What is Coventry Digital?
Introduction to Coventry Digital
At its simplest, the archive is a collection about Coventry, made up of what we call the ‘assets’ of the archive, which are digital files – the documents, maps, photographs, sound and video. These we upload, or ‘ingest’ through a process called ‘accession’ once we have added in their story as 'metadata'
The archive works as a single system that holds lots of archives together making it searchable in a single effort. These archives include those held at the Herbert Museum, that created by the City of Culture Trust, the Belgrade Theatre, community group archives, business archives and family archives.
If we get the story of the assets right, we can link people, places and times across all these archive. With every photograph, film, document and video, there is very much a story to tell. Who are the people and the places, and what time does the asset speak of? To whom does the item belong? Who created it? This information is important and is added in as metadata.

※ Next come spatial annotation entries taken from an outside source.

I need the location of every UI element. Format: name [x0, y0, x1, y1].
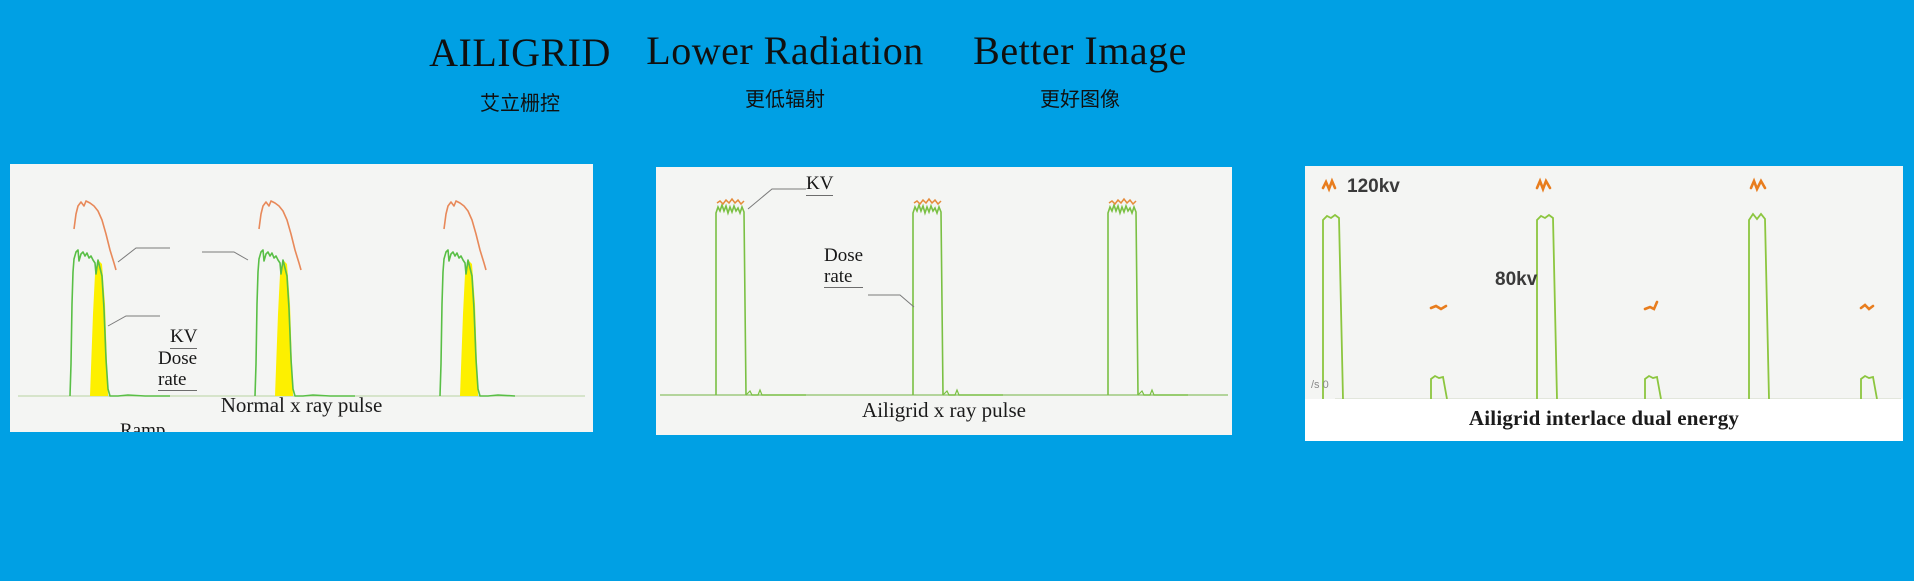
kv-annotation-label: KV [806, 173, 833, 196]
kv-trace [717, 199, 744, 204]
tail-noise [943, 390, 1003, 395]
header-lower-radiation-en: Lower Radiation [625, 28, 945, 74]
dose-rate-leader-line [868, 295, 914, 307]
pulse-group-3 [440, 201, 515, 396]
kv-trace [74, 201, 116, 270]
pulse-120kv-1 [1323, 215, 1343, 399]
kv-burst-marks-80 [1431, 302, 1873, 309]
dose-rate-trace [440, 250, 515, 396]
dose-rate-annotation: Dose rate [824, 245, 863, 289]
kv-leader-line [748, 189, 806, 209]
pulse-120kv-2 [1537, 215, 1557, 399]
dose-rate-trace [716, 205, 746, 395]
chart-normal-x-ray-pulse [10, 164, 593, 432]
dose-rate-annotation: Dose rate [158, 348, 197, 392]
dose-rate-line1: Dose [824, 245, 863, 266]
header-group-better-image: Better Image 更好图像 [920, 28, 1240, 112]
header: AILIGRID 艾立栅控 Lower Radiation 更低辐射 Bette… [0, 0, 1914, 140]
panel-normal-caption: Normal x ray pulse [10, 393, 593, 418]
dose-trace-short [1431, 376, 1447, 399]
panel-ailigrid-x-ray-pulse: KV Dose rate Ailigrid x ray pulse [656, 167, 1232, 435]
kv-trace [1109, 199, 1136, 204]
header-better-image-en: Better Image [920, 28, 1240, 74]
legend-label-80kv: 80kv [1495, 269, 1537, 291]
dose-trace-short [1645, 376, 1661, 399]
pulse-80kv-1 [1431, 376, 1447, 399]
dose-rate-trace [1108, 205, 1138, 395]
dose-rate-line1: Dose [158, 348, 197, 369]
pulse-group-1 [70, 201, 170, 396]
panel-normal-x-ray-pulse: KV Dose rate Ramp radiation Normal x ray… [10, 164, 593, 432]
kv-trace [259, 201, 301, 270]
header-lower-radiation-cn: 更低辐射 [625, 86, 945, 112]
dose-rate-trace [913, 205, 943, 395]
pulse-80kv-3 [1861, 376, 1877, 399]
pulse-1 [716, 199, 806, 395]
dose-trace-short [1861, 376, 1877, 399]
ramp-radiation-line1: Ramp [120, 420, 188, 432]
header-group-lower-radiation: Lower Radiation 更低辐射 [625, 28, 945, 112]
ramp-radiation-leader-line [108, 316, 160, 326]
legend-label-120kv: 120kv [1347, 176, 1400, 198]
pulse-group-2 [255, 201, 355, 396]
dose-trace-tall [1323, 215, 1343, 399]
kv-trace [914, 199, 941, 204]
header-better-image-cn: 更好图像 [920, 86, 1240, 112]
dose-rate-line2: rate [158, 369, 197, 391]
pulse-3 [1108, 199, 1188, 395]
tail-noise [1138, 390, 1188, 395]
kv-trace [444, 201, 486, 270]
pulse-80kv-2 [1645, 376, 1661, 399]
kv-annotation-label: KV [170, 326, 197, 349]
pulse-120kv-3 [1749, 214, 1769, 399]
dose-rate-trace [255, 250, 355, 396]
dose-rate-leader-line [202, 252, 248, 260]
dose-rate-line2: rate [824, 266, 863, 288]
ramp-radiation-annotation: Ramp radiation [120, 420, 188, 432]
dose-rate-trace [70, 250, 170, 396]
dose-trace-tall [1537, 215, 1557, 399]
chart-ailigrid-x-ray-pulse [656, 167, 1232, 435]
panel-dual-energy-caption: Ailigrid interlace dual energy [1305, 406, 1903, 431]
panel-ailigrid-interlace-dual-energy: /s 0 120kv 80kv Ailigrid interlace dual … [1305, 166, 1903, 441]
kv-leader-line [118, 248, 170, 262]
panel-ailigrid-caption: Ailigrid x ray pulse [656, 398, 1232, 423]
dose-trace-tall [1749, 214, 1769, 399]
pulse-2 [913, 199, 1003, 395]
axis-origin-label: /s 0 [1311, 379, 1329, 391]
tail-noise [746, 390, 806, 395]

Metadata is information held within the file. It is that metadata which we search when we use keywords. Typical metadata includes a title, caption or description, date of creation, plus copyright information, location and technical information. This information isn't always automatically there: Photographs taken with newer cameras will record large amounts of technical information whilst a scan of a photograph will need that information manually entering.
The knowledgebase articles will tell you about the various aspects of digitisation for Coventry Digital. We'll be adding and amending these support documents as we develop the site.